The year is 2017. Americans are losing what little power of mind they had left to the chaotic fog of political war between the Democratic and Republican Parties. The divide becomes stark and perfect and clean: bad people, baskets of deplorables who post racist slurs on 4chan, are on team Red. On team Blue, institutionalists, people who stand for order and propriety and property. The media is struggling to understand what the Boogaloo Boys are. I decide to keep my mouth shut. I decide that I will not explain this to anyone, explain the layers of irony and satire, hope and despair, anger and charity, harassment and levity that are on this site. It is too complicated. They are too normal go get it. I think, if anyone asks me, I’m going to tell them about Berardi’s idea of the infosphere. I came across it this year, and what I could understand through the dense jargon of critical theory makes sense to me. But I hold this at arm’s length, because this is not me, these are not the 4channers I knew, and it reeks of contagion.
This is the year where Pepe achieves escape velocity, where he completely escapes Matt Furie’s pull or control. Suddently, Furie is being grilled on the news, awkwardly trying to explain that the froggy dude he’s been drawing for the past decade was not ever intended to be a symbol of hatred. By the time the year has ended, everything will change for Boy’s Club. For Pepe.
When I was in high school, I wanted to be an artist. For real. I applied to art schools, was accepted, hope swelling in my heart—but my family couldn’t afford it. So I went somewhere else. But because of that hope, I remember clearly visiting the Boston Museum of Fine Arts during my college visit trip to the Museum School. We rounded the corner of a Picasso exhibition, emerging from the artist’s early figurative work to enter his Blue Period. I remember looking at one canvas, which looks to have been slashed with a razor blade. I don’t know whether or not Picasso was the one to slash the canvas, to gouge through the layers of resinous varnish and rich oil color to reveal the canvas’s muted brown. But I think part of me understands the impulse. And this part of me understands why Furie raised his pen and with a swift panel, killed Pepe. That was it. Furie drew Pepe’s funeral, showed the broken-hearted Bigfoot of the group dribbling whiskey onto the anoxic blue lips of their lifeless friend’s corpse. A philosophy professor with an axe to grind and a busy grindr account once tried to impress the singularity of humanity onto us, to get us to understand the meaning of death. He excoriated us for thinking of death in terms of goldfish or cats or aunties we didn’t know well. I wonder what he would say to me about Pepe, about Furie, about what was picked up along the way, about all that meaning turned memory.

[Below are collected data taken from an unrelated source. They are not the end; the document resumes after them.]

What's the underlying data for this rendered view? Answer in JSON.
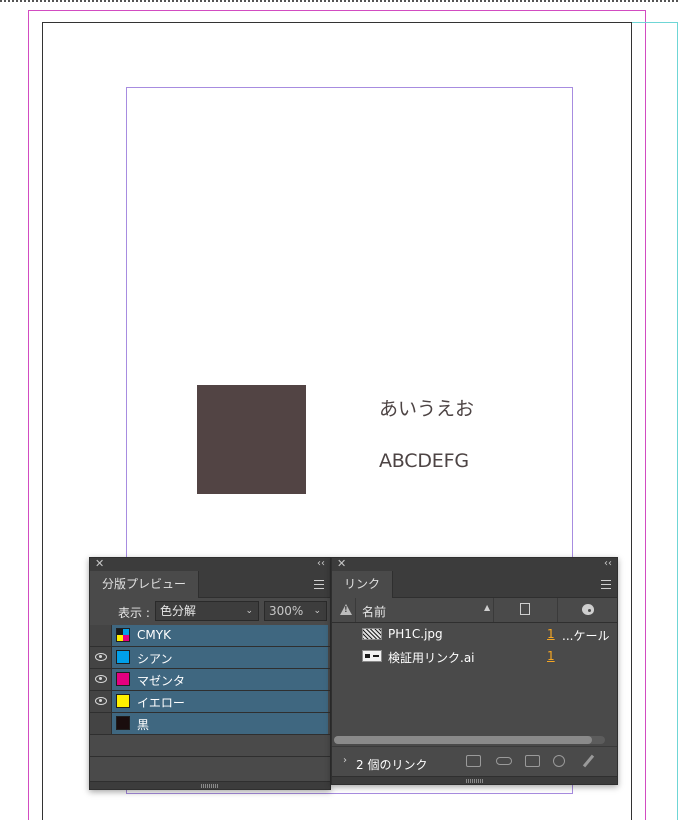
{
  "document": {
    "sample_text_jp": "あいうえお",
    "sample_text_en": "ABCDEFG",
    "swatch_color": "#524444"
  },
  "separations_panel": {
    "tab_label": "分版プレビュー",
    "display_label": "表示 :",
    "mode_value": "色分解",
    "zoom_value": "300%",
    "rows": [
      {
        "name": "CMYK",
        "visible": false,
        "chip": "cmyk"
      },
      {
        "name": "シアン",
        "visible": true,
        "chip": "#00a0e9"
      },
      {
        "name": "マゼンタ",
        "visible": true,
        "chip": "#e4007f"
      },
      {
        "name": "イエロー",
        "visible": true,
        "chip": "#fff100"
      },
      {
        "name": "黒",
        "visible": false,
        "chip": "#1a0d0d"
      }
    ]
  },
  "links_panel": {
    "tab_label": "リンク",
    "column_name": "名前",
    "items": [
      {
        "name": "PH1C.jpg",
        "page": "1",
        "scale": "...ケール",
        "type": "jpg"
      },
      {
        "name": "検証用リンク.ai",
        "page": "1",
        "scale": "",
        "type": "ai"
      }
    ],
    "footer_count": "2 個のリンク"
  },
  "colors": {
    "panel_bg": "#4a4a4a",
    "selected_row": "#3f6780",
    "page_number_link": "#f5a623",
    "bleed_guide": "#d24cc1",
    "margin_guide": "#a78ce0",
    "slug_guide": "#6fd6d6"
  }
}
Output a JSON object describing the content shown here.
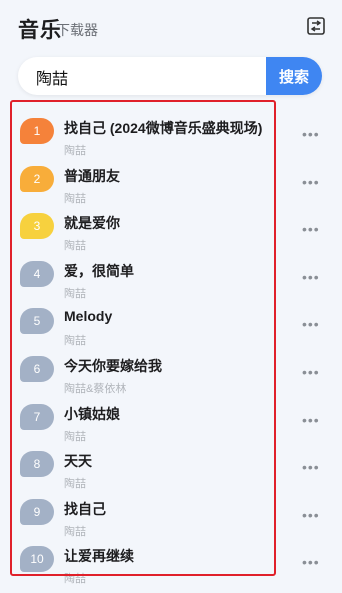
{
  "header": {
    "title": "音乐",
    "subtitle": "下载器",
    "icon": "logout-icon"
  },
  "search": {
    "value": "陶喆",
    "button_label": "搜索"
  },
  "more_label": "•••",
  "songs": [
    {
      "rank": "1",
      "title": "找自己 (2024微博音乐盛典现场)",
      "artist": "陶喆",
      "color": "#f5823a"
    },
    {
      "rank": "2",
      "title": "普通朋友",
      "artist": "陶喆",
      "color": "#f8ad3a"
    },
    {
      "rank": "3",
      "title": "就是爱你",
      "artist": "陶喆",
      "color": "#f7d13e"
    },
    {
      "rank": "4",
      "title": "爱，很简单",
      "artist": "陶喆",
      "color": "#a3b1c6"
    },
    {
      "rank": "5",
      "title": "Melody",
      "artist": "陶喆",
      "color": "#a3b1c6"
    },
    {
      "rank": "6",
      "title": "今天你要嫁给我",
      "artist": "陶喆&蔡依林",
      "color": "#a3b1c6"
    },
    {
      "rank": "7",
      "title": "小镇姑娘",
      "artist": "陶喆",
      "color": "#a3b1c6"
    },
    {
      "rank": "8",
      "title": "天天",
      "artist": "陶喆",
      "color": "#a3b1c6"
    },
    {
      "rank": "9",
      "title": "找自己",
      "artist": "陶喆",
      "color": "#a3b1c6"
    },
    {
      "rank": "10",
      "title": "让爱再继续",
      "artist": "陶喆",
      "color": "#a3b1c6"
    }
  ]
}
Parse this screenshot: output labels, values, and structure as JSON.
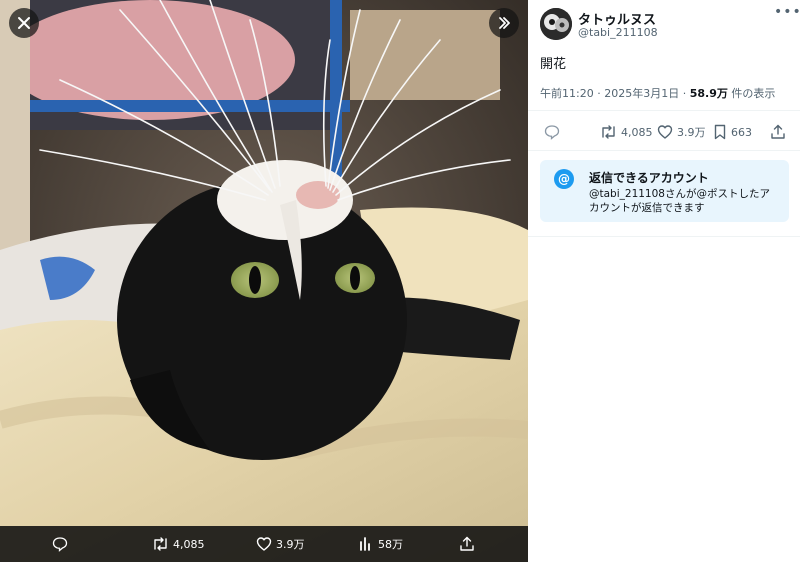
{
  "media": {
    "stats": {
      "replies": "",
      "retweets": "4,085",
      "likes": "3.9万",
      "views": "58万"
    }
  },
  "author": {
    "name": "タトゥルヌス",
    "handle": "@tabi_211108"
  },
  "post": {
    "text": "開花",
    "time": "午前11:20",
    "separator": " · ",
    "date": "2025年3月1日",
    "views_count": "58.9万",
    "views_label": " 件の表示"
  },
  "actions": {
    "replies": "",
    "retweets": "4,085",
    "likes": "3.9万",
    "bookmarks": "663"
  },
  "reply_notice": {
    "title": "返信できるアカウント",
    "body": "@tabi_211108さんが@ポストしたアカウントが返信できます"
  },
  "colors": {
    "accent": "#1d9bf0",
    "notice_bg": "#e8f5fd",
    "muted_text": "#536471"
  }
}
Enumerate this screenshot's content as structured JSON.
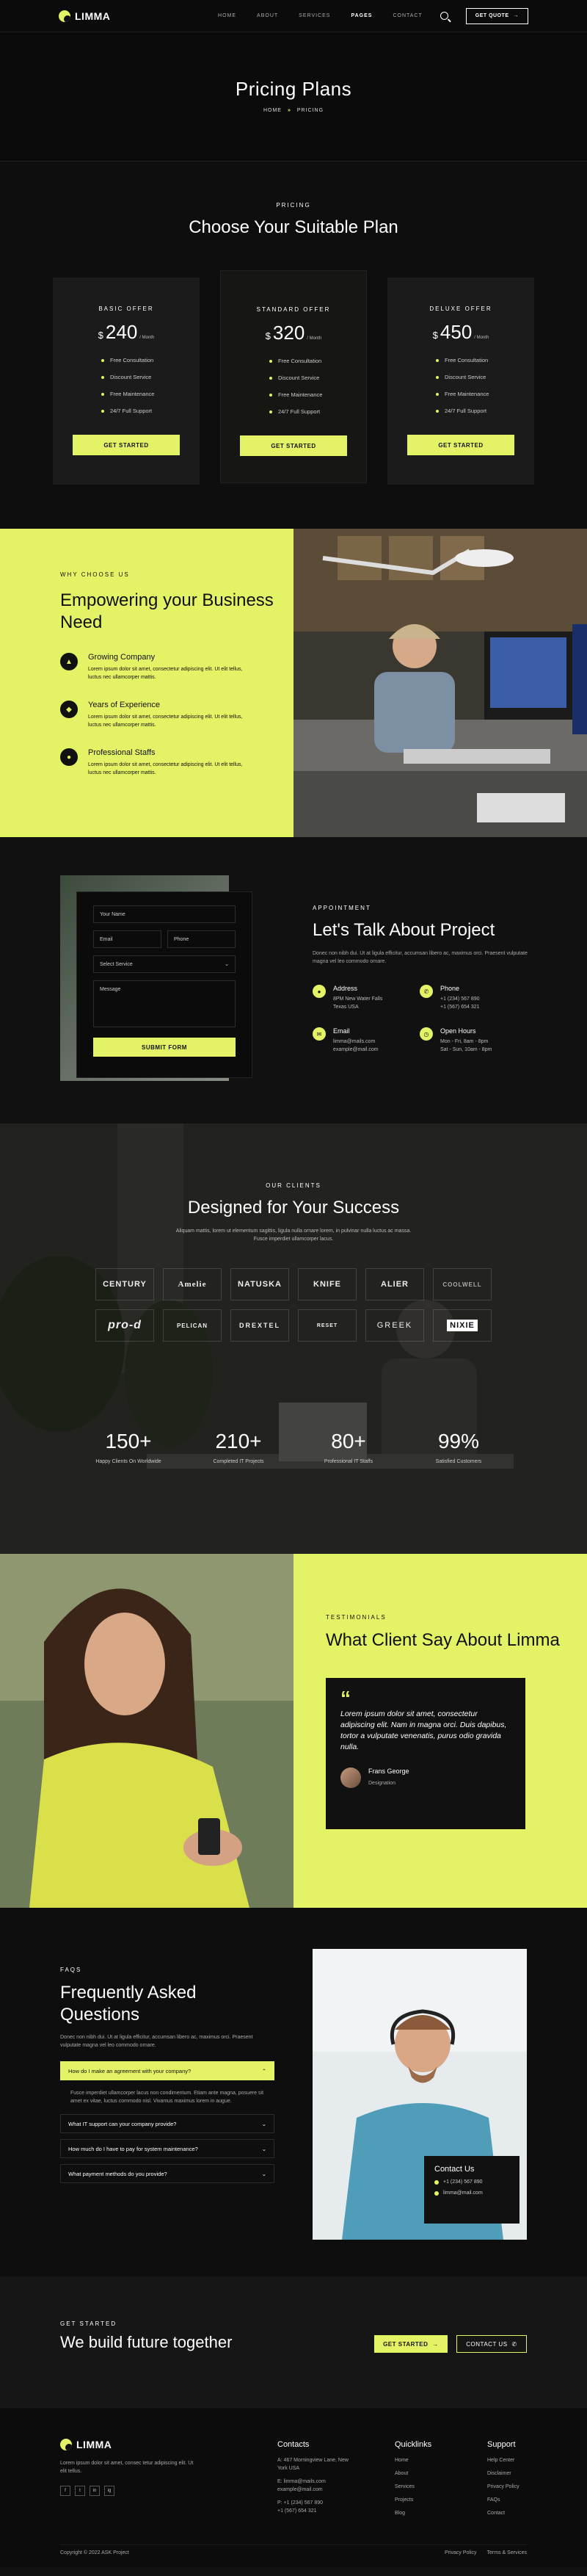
{
  "nav": {
    "brand": "LIMMA",
    "menu": [
      "HOME",
      "ABOUT",
      "SERVICES",
      "PAGES",
      "CONTACT"
    ],
    "active": "PAGES",
    "quote_label": "GET QUOTE"
  },
  "hero": {
    "title": "Pricing Plans",
    "crumb_home": "HOME",
    "crumb_sep": "»",
    "crumb_current": "PRICING"
  },
  "pricing": {
    "label": "PRICING",
    "title": "Choose Your Suitable Plan",
    "plans": [
      {
        "name": "BASIC OFFER",
        "currency": "$",
        "price": "240",
        "per": "/ Month",
        "features": [
          "Free Consultation",
          "Discount Service",
          "Free Maintenance",
          "24/7 Full Support"
        ],
        "button": "GET STARTED"
      },
      {
        "name": "STANDARD OFFER",
        "currency": "$",
        "price": "320",
        "per": "/ Month",
        "features": [
          "Free Consultation",
          "Discount Service",
          "Free Maintenance",
          "24/7 Full Support"
        ],
        "button": "GET STARTED"
      },
      {
        "name": "DELUXE OFFER",
        "currency": "$",
        "price": "450",
        "per": "/ Month",
        "features": [
          "Free Consultation",
          "Discount Service",
          "Free Maintenance",
          "24/7 Full Support"
        ],
        "button": "GET STARTED"
      }
    ]
  },
  "why": {
    "label": "WHY CHOOSE US",
    "title": "Empowering your Business Need",
    "items": [
      {
        "title": "Growing Company",
        "text": "Lorem ipsum dolor sit amet, consectetur adipiscing elit. Ut elit tellus, luctus nec ullamcorper mattis."
      },
      {
        "title": "Years of Experience",
        "text": "Lorem ipsum dolor sit amet, consectetur adipiscing elit. Ut elit tellus, luctus nec ullamcorper mattis."
      },
      {
        "title": "Professional Staffs",
        "text": "Lorem ipsum dolor sit amet, consectetur adipiscing elit. Ut elit tellus, luctus nec ullamcorper mattis."
      }
    ]
  },
  "contact": {
    "form": {
      "name": "Your Name",
      "email": "Email",
      "phone": "Phone",
      "service": "Select Service",
      "message": "Message",
      "submit": "SUBMIT FORM"
    },
    "label": "APPOINTMENT",
    "title": "Let's Talk About Project",
    "lead": "Donec non nibh dui. Ut at ligula efficitur, accumsan libero ac, maximus orci. Praesent vulputate magna vel leo commodo ornare.",
    "address": {
      "title": "Address",
      "lines": [
        "8PM New Water Falls",
        "Texas USA"
      ]
    },
    "phone": {
      "title": "Phone",
      "lines": [
        "+1 (234) 567 890",
        "+1 (567) 654 321"
      ]
    },
    "email": {
      "title": "Email",
      "lines": [
        "limma@mails.com",
        "example@mail.com"
      ]
    },
    "hours": {
      "title": "Open Hours",
      "lines": [
        "Mon - Fri, 8am - 8pm",
        "Sat - Sun, 10am - 8pm"
      ]
    }
  },
  "clients": {
    "label": "OUR CLIENTS",
    "title": "Designed for Your Success",
    "lead": "Aliquam mattis, lorem ut elementum sagittis, ligula nulla ornare lorem, in pulvinar nulla luctus ac massa. Fusce imperdiet ullamcorper lacus.",
    "logos": [
      "CENTURY",
      "Amelie",
      "NATUSKA",
      "KNIFE",
      "ALIER",
      "COOLWELL",
      "pro-d",
      "PELICAN",
      "DREXTEL",
      "RESET",
      "GREEK",
      "NIXIE"
    ],
    "stats": [
      {
        "value": "150+",
        "label": "Happy Clients On Worldwide"
      },
      {
        "value": "210+",
        "label": "Completed IT Projects"
      },
      {
        "value": "80+",
        "label": "Professional IT Staffs"
      },
      {
        "value": "99%",
        "label": "Satisfied Customers"
      }
    ]
  },
  "testimonials": {
    "label": "TESTIMONIALS",
    "title": "What Client Say About Limma",
    "quote": "Lorem ipsum dolor sit amet, consectetur adipiscing elit. Nam in magna orci. Duis dapibus, tortor a vulputate venenatis, purus odio gravida nulla.",
    "author": "Frans George",
    "role": "Designation"
  },
  "faq": {
    "label": "FAQS",
    "title": "Frequently Asked Questions",
    "lead": "Donec non nibh dui. Ut at ligula efficitur, accumsan libero ac, maximus orci. Praesent vulputate magna vel leo commodo ornare.",
    "open_q": "How do I make an agreement with your company?",
    "open_a": "Fusce imperdiet ullamcorper lacus non condimentum. Etiam ante magna, posuere sit amet ex vitae, luctus commodo nisl. Vivamus maximus lorem in augue.",
    "questions": [
      "What IT support can your company provide?",
      "How much do I have to pay for system maintenance?",
      "What payment methods do you provide?"
    ],
    "help_title": "Contact Us",
    "help_phone": "+1 (234) 567 890",
    "help_email": "limma@mail.com"
  },
  "cta": {
    "label": "GET STARTED",
    "title": "We build future together",
    "primary": "GET STARTED",
    "secondary": "CONTACT US"
  },
  "footer": {
    "brand": "LIMMA",
    "about": "Lorem ipsum dolor sit amet, consec tetur adipiscing elit. Ut elit tellus.",
    "socials": [
      "f",
      "t",
      "in",
      "ig"
    ],
    "contacts_title": "Contacts",
    "contacts": [
      "A: 467 Morningview Lane, New York USA",
      "E: limma@mails.com",
      "example@mail.com",
      "P: +1 (234) 567 890",
      "+1 (567) 654 321"
    ],
    "quick_title": "Quicklinks",
    "quick": [
      "Home",
      "About",
      "Services",
      "Projects",
      "Blog"
    ],
    "support_title": "Support",
    "support": [
      "Help Center",
      "Disclaimer",
      "Privacy Policy",
      "FAQs",
      "Contact"
    ],
    "copyright": "Copyright © 2022 ASK Project",
    "links": [
      "Privacy Policy",
      "Terms & Services"
    ]
  }
}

Pepe wasn’t real, but I felt his death. But I think, on the internet, that he would keep living in a way. And I understand why he had to go, that moment in which he got up to leave—and I cannot hate him for that.
The year is 2019. 8Chan, created during the shitstorms of 2013 as an offshoot of 4chan, becomes the target of extreme scrutiny after it’s revealed that three mass shooters posted their manifestos to the site. Though the websites are completely different in character—I have no stomach for 8chan, where the posters actually seem to be serious about their viritrol—they get lumped together as examples of these strange, anonymous corners of the internet where bad things happen. Media figures begin proposing an end to anonymous websites and postings, because those websites enable these events.
On March 15, a man posted a 17-minute Facebook Live video of a shooting spree in which he attacked two mosques in Christchurch, NZ. He posted a long manifesto on 8chan before his hate-fueled murder spree shattered the city. On April 27, a man posted a message on 8chan before proceeding to attack the Poway Synagogue north of San Diego. And before the year was through, in August, another 8channer carried out a mass shooting attack in El Paso, killing 23.
I have long since taken my leave from the world of anonymous messaging boards by 2019. I had real-life friends, real-life connections, and wanted to enter a more professional phase of my life. I didn’t need or want this to be a part of my life or something I was associated with. But 2019 was destined to, itself, be a period of rupture. A year of death, violence, of the Trump presidency media cycle, of polarization—of the possibilities for 2020 and beyond, too. And in the wake of this rupture, I would find myself back again, examining the strange world of the anonymous internet more critically. I want to trace the meaning in it, tease the exquisite from the vulgar, put my hand back onto the pulse of it. I have new words for it, exciting academic terms like shitstorm and infosphere and ways of categorizing this as nonlinear history.
He didn’t mean to make you cry
With sparks that ring and bullets fly
On empty rings around your heart
The world just screams and falls apart
The year is 2021. Moot departs Google for parts or points unknown, the flower of his boy genius long since faded.